In the meantime, while Housley was still employed by Boeing, she secretly recorded several conversations she had with her managers, co-workers, and human resources personnel. During one such recorded conversation, which occurred one week before Boeing recommended Housley not be hired by Spirit, Housley’s manager (acting as an agent of Spirit at the time) asked her in a private meeting whether she was “old enough” and if she was thinking about retirement.

Housley planned to use this recording at trial to support her ADEA claim and show the company’s age-related bias in not hiring her. But, in what the Tenth Circuit called “an interesting turn of events,” Spirit also wanted to use the audio recordings for its own case, as after-acquired evidence of Housley’s wrongdoing to preclude her from recovering damages. The company argued that even if Housley were able to prove Spirit did not hire her because of her age, she suffered no harm because Spirit would not have hired her regardless if it had known about the secretly-recorded conversations at the time. According to Spirit, the recordings showed that Housley was not a team player and did not have the positive attitude Spirit was looking for in its workforce. Housley disagreed. According to Housley, the recordings were not illegal and did not violate any of the company’s rules so there was no wrongdoing on her part.

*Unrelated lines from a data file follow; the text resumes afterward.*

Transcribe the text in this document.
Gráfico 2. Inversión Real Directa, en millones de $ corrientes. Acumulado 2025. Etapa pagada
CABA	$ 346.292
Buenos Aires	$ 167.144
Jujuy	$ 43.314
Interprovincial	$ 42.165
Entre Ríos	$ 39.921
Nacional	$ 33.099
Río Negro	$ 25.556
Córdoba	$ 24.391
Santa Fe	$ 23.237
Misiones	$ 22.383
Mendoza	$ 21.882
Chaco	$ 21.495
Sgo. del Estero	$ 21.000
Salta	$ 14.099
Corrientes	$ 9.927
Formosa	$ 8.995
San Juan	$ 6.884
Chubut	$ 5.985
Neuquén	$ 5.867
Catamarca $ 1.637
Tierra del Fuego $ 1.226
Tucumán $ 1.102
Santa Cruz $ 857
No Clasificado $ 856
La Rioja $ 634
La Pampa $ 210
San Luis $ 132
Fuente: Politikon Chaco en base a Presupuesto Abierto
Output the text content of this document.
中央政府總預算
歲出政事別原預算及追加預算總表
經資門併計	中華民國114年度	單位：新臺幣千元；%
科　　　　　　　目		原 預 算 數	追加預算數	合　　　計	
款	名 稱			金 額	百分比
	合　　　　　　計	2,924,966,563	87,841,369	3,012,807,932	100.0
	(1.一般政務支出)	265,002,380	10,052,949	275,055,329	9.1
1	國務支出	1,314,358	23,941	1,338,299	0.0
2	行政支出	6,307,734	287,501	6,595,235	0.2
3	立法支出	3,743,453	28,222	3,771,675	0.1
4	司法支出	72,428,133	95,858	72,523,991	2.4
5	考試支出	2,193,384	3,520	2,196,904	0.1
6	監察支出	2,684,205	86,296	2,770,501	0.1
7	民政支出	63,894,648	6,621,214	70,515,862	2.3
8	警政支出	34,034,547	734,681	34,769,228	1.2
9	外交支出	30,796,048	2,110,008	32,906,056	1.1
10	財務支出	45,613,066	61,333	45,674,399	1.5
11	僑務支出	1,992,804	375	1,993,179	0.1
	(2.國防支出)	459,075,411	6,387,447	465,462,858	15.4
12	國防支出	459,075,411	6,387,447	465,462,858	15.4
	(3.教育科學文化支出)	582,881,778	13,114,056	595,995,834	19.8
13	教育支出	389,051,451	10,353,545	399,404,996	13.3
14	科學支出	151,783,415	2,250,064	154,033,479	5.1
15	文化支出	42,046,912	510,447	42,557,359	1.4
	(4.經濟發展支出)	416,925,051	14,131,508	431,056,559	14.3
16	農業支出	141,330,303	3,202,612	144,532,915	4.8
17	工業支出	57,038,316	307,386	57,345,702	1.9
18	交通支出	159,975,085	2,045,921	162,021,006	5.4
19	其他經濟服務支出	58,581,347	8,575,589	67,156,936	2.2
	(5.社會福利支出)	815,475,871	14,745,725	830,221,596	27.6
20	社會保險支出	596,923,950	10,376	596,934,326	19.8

Without a specific ruling on whether Housley’s secret taping of conversations constituted wrongdoing, the recording was used as evidence and played at trial and the jury ultimately found in favor of Spirit. The Tenth Circuit explained that the recordings “turned out to be a double-edged sword” for Housley. She wanted the jury to know about the recordings to support her claim of age discrimination, but “Spirit turned the tables on her” by using them for the company’s own unique purpose to dispute damages. “In the end,” the Tenth Circuit stated, “Housley was obliged to take the bitter with the sweet.” Spirit did not suggest that Housley was not hired because she secretly recorded conversations in the workplace, but merely argued that her doing so was evidence of her lack of teamwork and poor attitude — objective and legitimate criteria for employment with Spirit — which were among the reasons for passing her over in the hir ing process. Housley was likewise allowed to explain to the jury her reasons for the recordings, testify that nothing in the law or the company’s policies prohibited her conduct, and otherwise use the recording for her benefit in supporting her claim. The jury verdict was upheld.